We've deployed a solution that seems to show promise in testing. Our time to add a new machine to a site has gone from ~20min to ~4min. Our process:
- Set the max number of instances for the auto-scaling group (i.e., 6)
- Create an AWS warm pool and set the max count equal to the value entered in step #1
- Use the AWS CLI to set the "instance reuse" policy for the warm pool so that instances are not potentially terminated. Setting this policy is not supported in the console. (If using Windows, must use AWS Cloudshell. Command does not work if using the CLI in the CMD window).
- Example:
- aws autoscaling put-warm-pool --auto-scaling-group-name agsSuper-ServerStack-AutoScalingGroup-1K7QS9RIGCV3K --pool-state Stopped --instance-reuse-policy '{\"ReuseOnScaleIn\": true}'
- Use AGS REST Admin to change the "remove from site" setting so that machines are not removed
- Confirm that all instances have joined the site
- Decrease the desired number of instances in the auto-scaling group to the number that we want to be used during normal traffic (i.e., 2)

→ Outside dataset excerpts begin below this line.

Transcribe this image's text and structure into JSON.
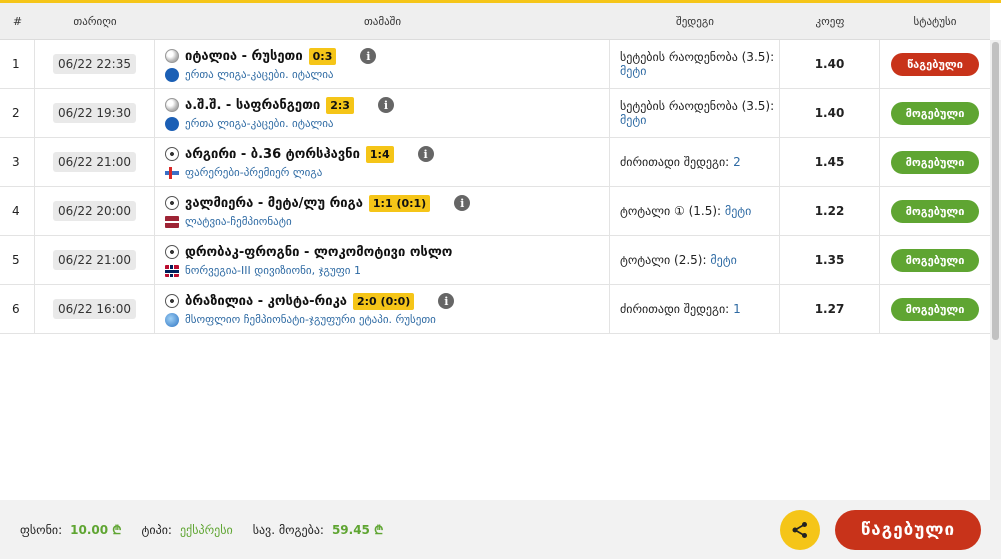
{
  "header": {
    "num": "#",
    "date": "თარიღი",
    "match": "თამაში",
    "result": "შედეგი",
    "odds": "კოეფ",
    "status": "სტატუსი"
  },
  "rows": [
    {
      "num": "1",
      "date": "06/22 22:35",
      "title": "იტალია - რუსეთი",
      "score": "0:3",
      "league": "ერთა ლიგა",
      "league_sep": " - ",
      "league_cat": "კაცები. იტალია",
      "result_label": "სეტების რაოდენობა (3.5):",
      "result_value": "მეტი",
      "odds": "1.40",
      "status": "წაგებული"
    },
    {
      "num": "2",
      "date": "06/22 19:30",
      "title": "ა.შ.შ. - საფრანგეთი",
      "score": "2:3",
      "league": "ერთა ლიგა",
      "league_sep": " - ",
      "league_cat": "კაცები. იტალია",
      "result_label": "სეტების რაოდენობა (3.5):",
      "result_value": "მეტი",
      "odds": "1.40",
      "status": "მოგებული"
    },
    {
      "num": "3",
      "date": "06/22 21:00",
      "title": "არგირი - ბ.36 ტორსჰავნი",
      "score": "1:4",
      "league": "ფარერები",
      "league_sep": " - ",
      "league_cat": "პრემიერ ლიგა",
      "result_label": "ძირითადი შედეგი:",
      "result_value": "2",
      "odds": "1.45",
      "status": "მოგებული"
    },
    {
      "num": "4",
      "date": "06/22 20:00",
      "title": "ვალმიერა - მეტა/ლუ რიგა",
      "score": "1:1 (0:1)",
      "league": "ლატვია",
      "league_sep": " - ",
      "league_cat": "ჩემპიონატი",
      "result_label": "ტოტალი ① (1.5):",
      "result_value": "მეტი",
      "odds": "1.22",
      "status": "მოგებული"
    },
    {
      "num": "5",
      "date": "06/22 21:00",
      "title": "დრობაკ-ფროგნი - ლოკომოტივი ოსლო",
      "score": "",
      "league": "ნორვეგია",
      "league_sep": " - ",
      "league_cat": "III დივიზიონი, ჯგუფი 1",
      "result_label": "ტოტალი (2.5):",
      "result_value": "მეტი",
      "odds": "1.35",
      "status": "მოგებული"
    },
    {
      "num": "6",
      "date": "06/22 16:00",
      "title": "ბრაზილია - კოსტა-რიკა",
      "score": "2:0 (0:0)",
      "league": "მსოფლიო ჩემპიონატი",
      "league_sep": " - ",
      "league_cat": "ჯგუფური ეტაპი. რუსეთი",
      "result_label": "ძირითადი შედეგი:",
      "result_value": "1",
      "odds": "1.27",
      "status": "მოგებული"
    }
  ],
  "footer": {
    "stake_label": "ფსონი:",
    "stake_value": "10.00 ₾",
    "type_label": "ტიპი:",
    "type_value": "ექსპრესი",
    "win_label": "სავ. მოგება:",
    "win_value": "59.45 ₾",
    "status_button": "წაგებული"
  },
  "colors": {
    "accent": "#f5c518",
    "lost": "#c8331a",
    "won": "#5fa532",
    "link": "#2e6aa3"
  },
  "icons": {
    "info": "info-icon",
    "share": "share-icon"
  }
}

The unused instances will be returned to the warm pool but will still appear in ArcGIS Manager. When it needs to scale out again, the machines simply change state (e.g. stopped to start) and are part of the AGS site as soon as AGS gets a heartbeat. Doing this avoids the 20min spin up time to create the new instance and allow the Chef and any "user data" scripts to run. Because we've "pre-configured" everything they are ready to go and just need to change state. Doing this also avoids potential IP address issues in Enterprise when attempting to use auto-scaling and warm pools (more info). The only potential issue we've identified with our approach is that you could get into IP address conflicts if the combined number of instances you have active and have configured for the warm pool are less than the maximum number of instances you've set for the auto-scaling group. As scaling events occur, there could be IP address issues between what AWS assigns to new instances (i.e., not coming from the warm pool but actual new instances) and what Enterprise thinks is in use. It's a bit deep and convoluted to explain, but the takeaway is that by: 1) configuring ArcGIS to not release the IP addresses in the site and 2) we've configured the warm pool max count to be equal to the max count of the auto-scaling group, we mitigate that concern.